Did you also check for enough pagefile space this time?

c)  When you did the SHOW MEM, did you notice how full the primary pagefile
looked?  Unfortunately, not all page files are completely equal.  Some things
can go ONLY to the primary page file.  In particular, page file sections will
always live in the primary.  RMS global buffers are page file sections, and
ALL-IN-1 uses them....

    2. What is RWSWP (my guess is Resource Wait SWaPped)

Well, more or less.  The swap space allocated for a process grows and shrinks
as the process's working set grows and shrinks.  RWSWP means the process is
trying to increase its working set, so needs more swapfile space, and is
waiting for it to become available.  The unavailability arises from lack of
total swapfile space, or from internal fragmentation of the swapfile space.
(This has nothing to do with disk or file fragmentation - it just means that
the free space in the swapfile is split up by space allocated to other pro-
cesses.)

Again, make sure you have adequate pagefile space.  VMS can page to the
swapfile (or swap to the pagefile? - I forget which) if it has to to keep
running, but the allocation strategies for the two kinds of files conflict,
and the result will be a badly fragmented swapfile.  (Actually, this probably
has nothing to do with your problem, since you probably have to install the
same file as both a pagefile and a swapfile.)
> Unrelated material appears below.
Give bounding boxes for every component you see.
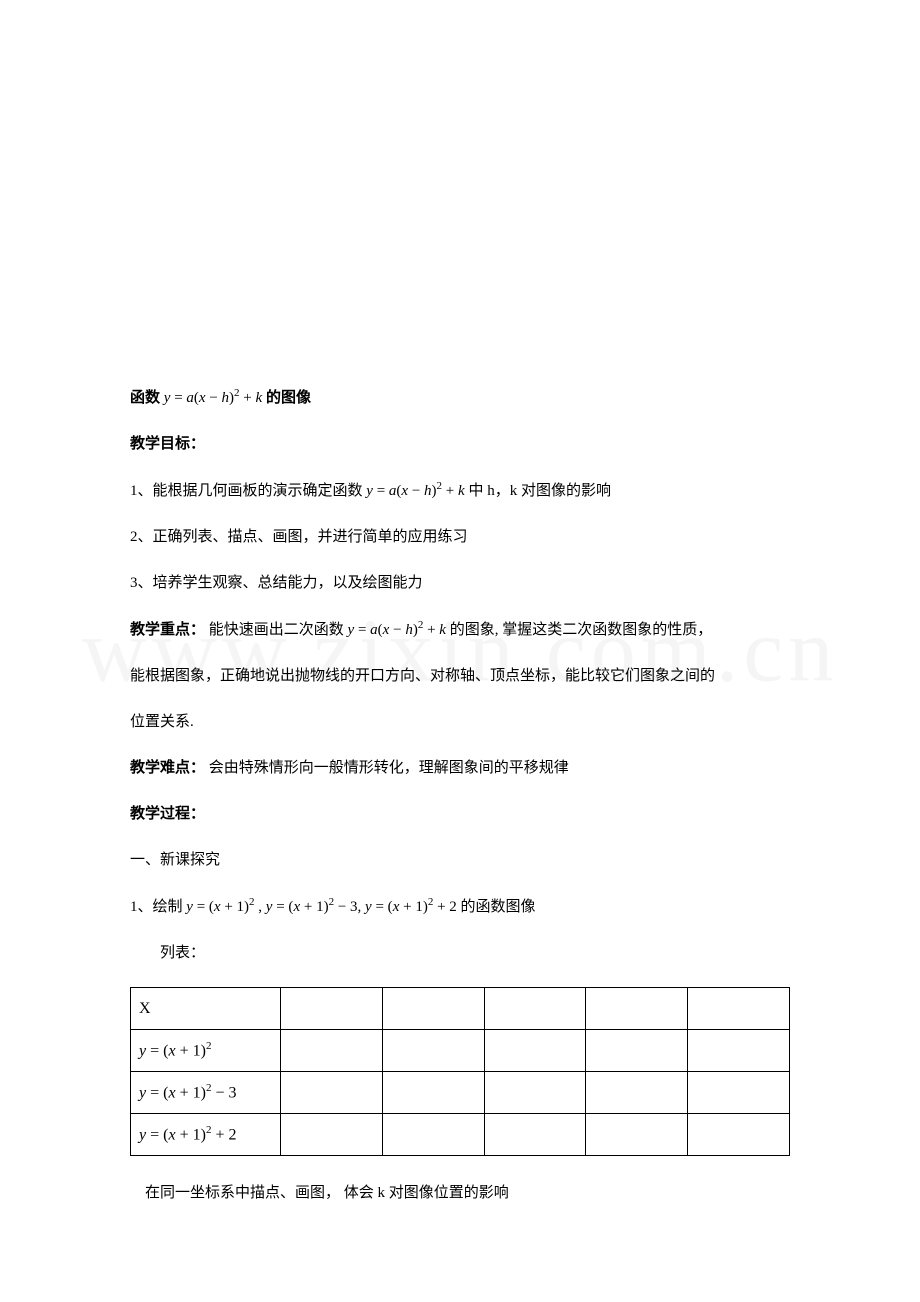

    3. Where can I learn more about how to interpret what I get from SDA?

As a start, get hold of the VMS Internals and Data Structures book, but Kenah
and Bates.  It's published by Digital Press.  Unfortunately, it still corres-
onds to V3 - a V4 version is due out "any time now".

There are various courses on internals that are available through DEC, and
others through DECUS.  Much of the information available in those courses and
their handouts is available nowhere else.
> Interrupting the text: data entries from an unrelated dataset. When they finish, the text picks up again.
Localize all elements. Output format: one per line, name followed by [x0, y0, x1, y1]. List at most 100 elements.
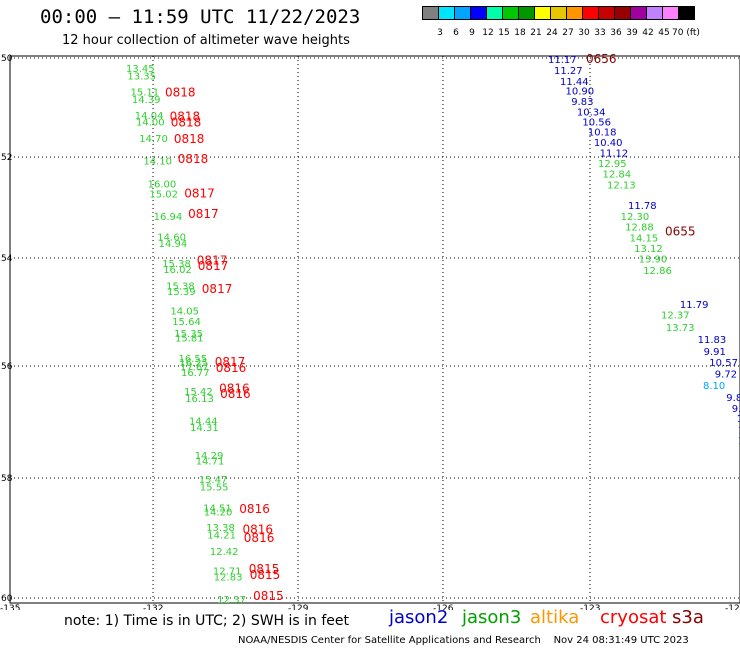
wave-height-label: 14.29 [195, 451, 224, 462]
pass-time-label: 0818 [174, 132, 205, 146]
wave-height-label: 14.60 [157, 232, 186, 243]
colorbar-label: 30 [578, 28, 590, 38]
wave-height-label: 14.21 [207, 530, 236, 541]
colorbar-label: 24 [546, 28, 558, 38]
wave-height-label: 15.64 [172, 317, 201, 328]
wave-height-label: 12.42 [210, 547, 239, 558]
pass-time-label: 0817 [188, 207, 219, 221]
wave-height-label: 14.94 [159, 239, 188, 250]
wave-height-label: 16.13 [185, 394, 214, 405]
x-tick-label: -132 [143, 604, 163, 610]
wave-height-label: 12.88 [625, 223, 654, 234]
pass-time-label: 0655 [665, 225, 696, 239]
colorbar-label: 9 [469, 28, 475, 38]
wave-height-label: 15.39 [167, 287, 196, 298]
wave-height-label: 11.78 [628, 201, 657, 212]
map-frame [9, 55, 740, 604]
y-tick-label: 58 [1, 474, 13, 484]
wave-height-label: 9.75 [732, 404, 740, 415]
pass-time-label: 0818 [171, 115, 202, 129]
wave-height-label: 15.55 [200, 482, 229, 493]
wave-height-label: 14.31 [190, 423, 219, 434]
wave-height-label: 12.30 [621, 212, 650, 223]
wave-height-label: 14.05 [170, 306, 199, 317]
wave-height-label: 13.12 [634, 244, 663, 255]
pass-time-label: 0817 [202, 282, 233, 296]
wave-height-label: 14.00 [136, 117, 165, 128]
wave-height-label: 16.25 [179, 358, 208, 369]
satellite-legend-cryosat: cryosat [600, 607, 667, 628]
colorbar-label: 42 [642, 28, 654, 38]
wave-height-label: 12.71 [213, 566, 242, 577]
wave-height-label: 8.10 [703, 381, 725, 392]
colorbar-label: 21 [530, 28, 542, 38]
x-tick-label: -135 [0, 604, 20, 610]
pass-time-label: 0815 [250, 568, 281, 582]
page-subtitle: 12 hour collection of altimeter wave hei… [62, 33, 350, 48]
colorbar-label: 45 [658, 28, 670, 38]
y-tick-label: 56 [1, 362, 13, 372]
y-tick-label: 50 [1, 54, 13, 64]
wave-height-label: 10.40 [594, 138, 623, 149]
wave-height-label: 15.47 [199, 475, 228, 486]
wave-height-label: 10.56 [582, 117, 611, 128]
pass-time-label: 0816 [239, 502, 270, 516]
wave-height-label: 11.4 [738, 425, 740, 436]
wave-height-label: 16.77 [181, 368, 210, 379]
wave-height-label: 10 [738, 436, 740, 447]
wave-height-label: 9.72 [715, 369, 737, 380]
wave-height-label: 17.67 [180, 363, 209, 374]
x-tick-label: -129 [288, 604, 309, 610]
wave-height-label: 11.83 [698, 335, 727, 346]
satellite-legend-jason2: jason2 [389, 607, 449, 628]
wave-height-label: 11.79 [680, 300, 709, 311]
wave-height-label: 12.84 [603, 170, 632, 181]
y-tick-label: 52 [1, 153, 12, 163]
colorbar-label: 15 [498, 28, 510, 38]
colorbar-label: 36 [610, 28, 622, 38]
pass-time-label: 0817 [198, 259, 229, 273]
wave-height-label: 13.35 [127, 71, 156, 82]
colorbar-label: 27 [562, 28, 574, 38]
wave-height-label: 12.95 [598, 159, 627, 170]
wave-height-label: 15.35 [174, 329, 203, 340]
page-title: 00:00 – 11:59 UTC 11/22/2023 [40, 6, 361, 28]
x-tick-label: -12 [725, 604, 740, 610]
colorbar-label: 3 [437, 28, 443, 38]
wave-height-label: 14.10 [143, 157, 172, 168]
footnote: note: 1) Time is in UTC; 2) SWH is in fe… [64, 613, 350, 629]
wave-height-label: 15.38 [166, 282, 195, 293]
colorbar-label: 12 [482, 28, 494, 38]
colorbar-label: 70 (ft) [672, 28, 700, 38]
colorbar-label: 18 [514, 28, 526, 38]
colorbar-label: 6 [453, 28, 459, 38]
pass-time-label: 0818 [178, 152, 209, 166]
satellite-legend-s3a: s3a [672, 607, 704, 628]
wave-height-label: 11.17 [548, 55, 577, 66]
wave-height-label: 13.90 [639, 255, 668, 266]
wave-height-label: 10.90 [566, 87, 595, 98]
wave-height-label: 15.38 [162, 259, 191, 270]
pass-time-label: 0815 [253, 589, 284, 603]
wave-height-label: 16.02 [163, 265, 192, 276]
colorbar-label: 33 [594, 28, 606, 38]
wave-height-label: 9.91 [704, 347, 726, 358]
x-tick-label: -126 [433, 604, 454, 610]
pass-time-label: 0816 [244, 531, 275, 545]
colorbar-label: 39 [626, 28, 638, 38]
satellite-legend-jason3: jason3 [462, 607, 522, 628]
wave-height-label: 15.42 [184, 387, 213, 398]
wave-height-label: 10.64 [737, 414, 740, 425]
colorbar-swatch [678, 6, 695, 20]
pass-time-label: 0816 [219, 381, 250, 395]
wave-height-label: 10.57 [709, 358, 738, 369]
pass-time-label: 0817 [184, 186, 215, 200]
wave-height-label: 11.27 [554, 66, 583, 77]
wave-height-label: 11.12 [600, 149, 629, 160]
wave-height-label: 12.37 [661, 311, 690, 322]
wave-height-label: 13.73 [666, 323, 695, 334]
color-legend: 3 6 9 12 15 18 21 24 27 30 33 36 39 42 45 70 (ft) [422, 6, 700, 38]
wave-height-label: 12.86 [643, 266, 672, 277]
wave-height-label: 10.34 [577, 108, 606, 119]
wave-height-label: 14.44 [189, 416, 218, 427]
    4. If this was the problem, how can I determine how much space per process
       should be allocated in the page and swap files.  And why are so many
       processes being swapped out?

If many processes are swapped out, the value of the SYSGEN BALSETCNT is too
low.

AUTOGEN does a fairly good job of determining reasonable numbers for this and
related parameters.  You might also look into VPA (VMS Performance Analyser?),
a DEC product that watches your system running for a while, then recommends
things you should do to improve performance.

							-- Jerry
-------